Tra fideismo e diffidenza. La cittadinanza scientifica sotto scacco pandemico

Trattata come un oracolo dalle cui parole dipende il nostro destino o, al contrario, come covo di interessi che lucrano sulla nostra salute, la scienza in questi due anni di pandemia non ha avuto vita facile. Molto dipende da un dato ineludibile: nella scienza moderna l’incertezza è un dato strutturale con il quale solo una cittadinanza scientifica correttamente formata (e informata) è in grado di relazionarsi.

Elena Gagliasso

Un interessante rapporto tra ricerca scientifica e collettività civile che si andava tessendo lentamente a partire dagli anni Settanta del XX secolo, con quasi due anni di pandemia sembra entrato in una serie di testa-coda preoccupanti. Vediamo come e perché, e cosa insegna questo passaggio epocale.

Negli anni Settanta fisici italiani come Marcello Cini e la sua scuola avevano scoperchiato il vaso di Pandora della non-neutralità della scienza, influenzata com’è nel cuore stesso delle sue domande, dai contesti storici ed economici (Parisi, 2011). Negli stessi anni comitati tecnici e operai prendevano la parola, si “alfabetizzavano” sui temi della salute nelle fabbriche e nei territori inquinati. Da interlocutori critici pretendevano ascolto e insieme formazione scientifica, mentre nasceva tra i tecnici la prima medicina del lavoro, la futura epidemiologia ambientale.
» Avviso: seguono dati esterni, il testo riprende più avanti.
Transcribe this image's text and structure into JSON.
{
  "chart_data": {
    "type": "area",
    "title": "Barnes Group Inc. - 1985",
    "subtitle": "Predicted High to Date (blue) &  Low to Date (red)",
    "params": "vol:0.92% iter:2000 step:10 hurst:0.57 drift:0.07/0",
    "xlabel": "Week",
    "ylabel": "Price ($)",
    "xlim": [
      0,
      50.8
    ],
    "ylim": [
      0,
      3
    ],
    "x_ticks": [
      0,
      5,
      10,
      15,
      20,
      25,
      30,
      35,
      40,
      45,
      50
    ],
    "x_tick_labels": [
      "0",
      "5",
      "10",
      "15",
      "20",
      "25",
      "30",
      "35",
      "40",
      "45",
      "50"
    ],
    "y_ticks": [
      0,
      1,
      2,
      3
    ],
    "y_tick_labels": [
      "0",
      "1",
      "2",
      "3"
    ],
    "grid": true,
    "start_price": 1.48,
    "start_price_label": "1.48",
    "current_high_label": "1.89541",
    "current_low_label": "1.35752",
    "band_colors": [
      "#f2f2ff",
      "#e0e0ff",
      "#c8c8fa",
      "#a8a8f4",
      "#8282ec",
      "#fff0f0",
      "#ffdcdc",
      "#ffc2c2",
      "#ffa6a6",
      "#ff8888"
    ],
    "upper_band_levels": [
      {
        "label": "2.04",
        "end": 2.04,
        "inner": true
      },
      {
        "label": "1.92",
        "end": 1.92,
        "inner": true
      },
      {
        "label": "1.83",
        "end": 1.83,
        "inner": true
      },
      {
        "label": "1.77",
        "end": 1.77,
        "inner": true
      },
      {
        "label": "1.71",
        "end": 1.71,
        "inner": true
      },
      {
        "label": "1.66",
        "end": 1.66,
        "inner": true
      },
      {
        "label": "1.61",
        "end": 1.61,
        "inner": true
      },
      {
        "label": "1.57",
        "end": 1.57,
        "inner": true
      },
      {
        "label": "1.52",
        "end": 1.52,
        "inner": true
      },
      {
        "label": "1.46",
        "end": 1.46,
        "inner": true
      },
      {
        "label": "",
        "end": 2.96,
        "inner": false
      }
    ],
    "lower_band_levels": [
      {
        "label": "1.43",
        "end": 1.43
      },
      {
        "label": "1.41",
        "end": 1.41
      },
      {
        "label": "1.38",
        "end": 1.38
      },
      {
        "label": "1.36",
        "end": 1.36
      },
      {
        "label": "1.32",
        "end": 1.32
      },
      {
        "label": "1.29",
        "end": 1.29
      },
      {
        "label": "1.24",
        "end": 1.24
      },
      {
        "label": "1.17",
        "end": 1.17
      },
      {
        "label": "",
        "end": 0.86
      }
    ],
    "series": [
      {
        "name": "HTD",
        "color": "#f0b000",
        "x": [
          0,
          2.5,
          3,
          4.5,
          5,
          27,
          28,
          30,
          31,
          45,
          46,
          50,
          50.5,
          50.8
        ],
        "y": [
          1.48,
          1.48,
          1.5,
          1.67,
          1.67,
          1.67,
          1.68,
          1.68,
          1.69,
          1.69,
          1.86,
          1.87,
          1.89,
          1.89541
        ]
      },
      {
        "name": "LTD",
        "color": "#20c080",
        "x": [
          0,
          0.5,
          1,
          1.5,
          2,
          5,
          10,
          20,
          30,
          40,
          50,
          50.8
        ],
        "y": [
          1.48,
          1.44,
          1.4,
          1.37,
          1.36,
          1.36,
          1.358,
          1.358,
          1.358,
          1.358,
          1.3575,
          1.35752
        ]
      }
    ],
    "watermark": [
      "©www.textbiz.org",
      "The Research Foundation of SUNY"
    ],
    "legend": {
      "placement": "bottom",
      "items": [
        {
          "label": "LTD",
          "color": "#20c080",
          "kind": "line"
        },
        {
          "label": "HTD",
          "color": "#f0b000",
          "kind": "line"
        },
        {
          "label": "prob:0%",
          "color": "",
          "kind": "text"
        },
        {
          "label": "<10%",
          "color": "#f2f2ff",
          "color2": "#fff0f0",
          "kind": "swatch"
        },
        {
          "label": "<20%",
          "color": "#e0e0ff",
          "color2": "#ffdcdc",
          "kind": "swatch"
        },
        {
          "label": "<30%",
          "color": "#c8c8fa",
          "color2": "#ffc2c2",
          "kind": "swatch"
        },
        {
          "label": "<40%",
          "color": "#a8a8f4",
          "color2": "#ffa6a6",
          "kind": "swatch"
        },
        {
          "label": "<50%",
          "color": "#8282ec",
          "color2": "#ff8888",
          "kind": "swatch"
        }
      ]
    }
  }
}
Nel mondo anglosassone negli stessi anni sorgeva un movimento politico e di ricerca che realizzava formazione e dibattito sui rapporti tra ricerca e apparati militari tra biologi, fisici, tecnici e vi si univa la comunità civile democratica: Science for the People.

Insomma, già da più di mezzo secolo, soprattutto nelle scienze della vita e dell’ambiente, il numero degli attori e delle pratiche di ricerca cresceva anche al di fuori dei laboratori. Si ragionava per collettivi tematici con intenti propositivi e critici e con una circolazione di reciproca fiducia epistemica. “La responsabilità degli intellettuali”, tanto per parafrasare Pierre Bourdieu, era chiamata in causa a pronunciarsi e si discuteva, in modi certo non indolori (Aa.Vv., 1990) sui rapporti di forza tra scienziati, politiche e società.

È da lì direi che s’impostano ordito e trama di ciò che più avanti sarebbe confluito nell’attenzione per la cosiddetta “cittadinanza scientifica” (citizen science) (Funtowicz, Ravetz, 1993; Nowotny et al., 2001; Jasanoff et al., 2013; Tallacchini, 2017; Rufo, 2019).

Per molti di noi epistemologi l’esigenza d’andar oltre il discorso sulle sole regole interne del metodo fu cruciale. Parlare di filosofia della scienza diventava culturalmente sensato, «realistico» (Ziman, 2000), nel momento in cui si integravano le politiche e il ruolo dell’economia nella ricerca (la Science Policy) nonché, appunto, quello interlocutorio delle cittadinanze informate (la citizen science).

Perché accennare a questa storia dell’altro ieri? Quale la sua morale per il nostro presente? Intanto che serve rinominarla e tornare a studiarla per farne un termine di confronto significativo.